Thinking about the tours a few days later we felt that we should have probably avoided the upper one. But still we wanted to see the light beams. A pretty horrible dillema to be in.

Another highlight from this part of our trip was horseshew bend. We went there early in the afternoon to see it with the sun on top and it was beautiful. But our sunset visit was the most amazing. We got there 1 hour before the actual sunset to find a spot, yes there are a lot of people and quite a few with tripods ready to photograph it, and take our time to view the sunset. Amazing colors, spectacular scenary. A definite must.

Having the sunrise of our life at Monument Valley

Final Navajo stop of our trip was Monument Valley. The road once we turned from Kayenta towards the valley started to be interesting and letting us get a quick overview of what we could expect from the rest of the park.

And it did not disappoint us. As soon as we arrived at the visitor center for a quick snack we got to marvel the beautiful and imposing mittens and you are left wondering how nature turned this into such a unique place. We then proceeded to do the short loop that does not require any special car. We got to approach a tiny bit more to these marvelous rock formations and witness a few more i.e the 3 sisters or the John Ford point. All of them were amazing and left us wondering what more we could observe at the long loop trail. Unfortunately we will probably never find out.

Next stop was the iconic Forrest Gump point and the Mexican hat. A few minutes drive from the visitor center we had the time to visit these two places take a couple of shots and make it back in time for the sunset. The views were beautiful but not what we expected. The sun sets on the opposite direction of the mittens so even if we got to see some nice shadows forming up we ultimately didn't shoot the sun at all.

The problem was solved though, we were up and ready to be amazed on the sunrise. We set out at 5 in the morning and we were glad we made this choice. We were able to shoot some amazing photos, observe how the landscape changes with the sun rising from the mittens and the incredible dark colors of the sky before the sun is up along with the moon.

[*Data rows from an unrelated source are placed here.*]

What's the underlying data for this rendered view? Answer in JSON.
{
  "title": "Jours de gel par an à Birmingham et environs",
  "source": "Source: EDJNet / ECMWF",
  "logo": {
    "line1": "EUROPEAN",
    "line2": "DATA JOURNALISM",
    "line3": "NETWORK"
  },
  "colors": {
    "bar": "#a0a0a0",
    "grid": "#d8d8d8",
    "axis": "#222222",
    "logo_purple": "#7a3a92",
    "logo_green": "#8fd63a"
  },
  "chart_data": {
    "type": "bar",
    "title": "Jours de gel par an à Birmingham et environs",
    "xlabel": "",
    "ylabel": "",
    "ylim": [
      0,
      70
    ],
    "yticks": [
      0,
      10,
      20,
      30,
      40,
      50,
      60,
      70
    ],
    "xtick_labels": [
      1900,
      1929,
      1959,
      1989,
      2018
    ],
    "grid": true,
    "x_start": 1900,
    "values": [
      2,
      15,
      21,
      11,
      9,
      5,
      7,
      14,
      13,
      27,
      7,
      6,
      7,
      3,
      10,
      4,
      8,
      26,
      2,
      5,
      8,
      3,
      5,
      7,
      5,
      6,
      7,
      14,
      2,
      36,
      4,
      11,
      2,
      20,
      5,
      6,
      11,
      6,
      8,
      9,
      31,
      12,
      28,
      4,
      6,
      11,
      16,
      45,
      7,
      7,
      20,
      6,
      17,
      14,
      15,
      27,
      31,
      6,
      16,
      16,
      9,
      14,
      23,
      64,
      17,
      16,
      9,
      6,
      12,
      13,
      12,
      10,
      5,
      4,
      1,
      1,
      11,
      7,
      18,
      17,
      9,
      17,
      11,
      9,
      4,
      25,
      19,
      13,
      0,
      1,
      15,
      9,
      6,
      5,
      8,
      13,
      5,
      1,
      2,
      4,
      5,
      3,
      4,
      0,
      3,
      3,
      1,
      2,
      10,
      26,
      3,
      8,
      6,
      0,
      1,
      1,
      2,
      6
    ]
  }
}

Driving along the beautiful view points of Grand Canyon

Last stop for this short but packed trip was Grand Canyon. We started early after our sunrise shoots at monument valley and we spent the day till 6 in the afternoon since we had another 4 hours drive to arrive at Las Vegas just in time for a short sleep before the conference.

The different viewpoints offer some spectacular views. The canyon walls are enormous and the colors you get to see from up are just beautiful. We mostly used the car to drive around the viewpoints but we did have a short walk for Mather point and used the hermit road shuttle for the rest of the viewpoints.

This was our last stop for the week. We were pretty tired when we arrived late at night to the hotel but it was all worth it. Could easily be considered as one of our best trips, or at least the one with the most colors and vivid experiences.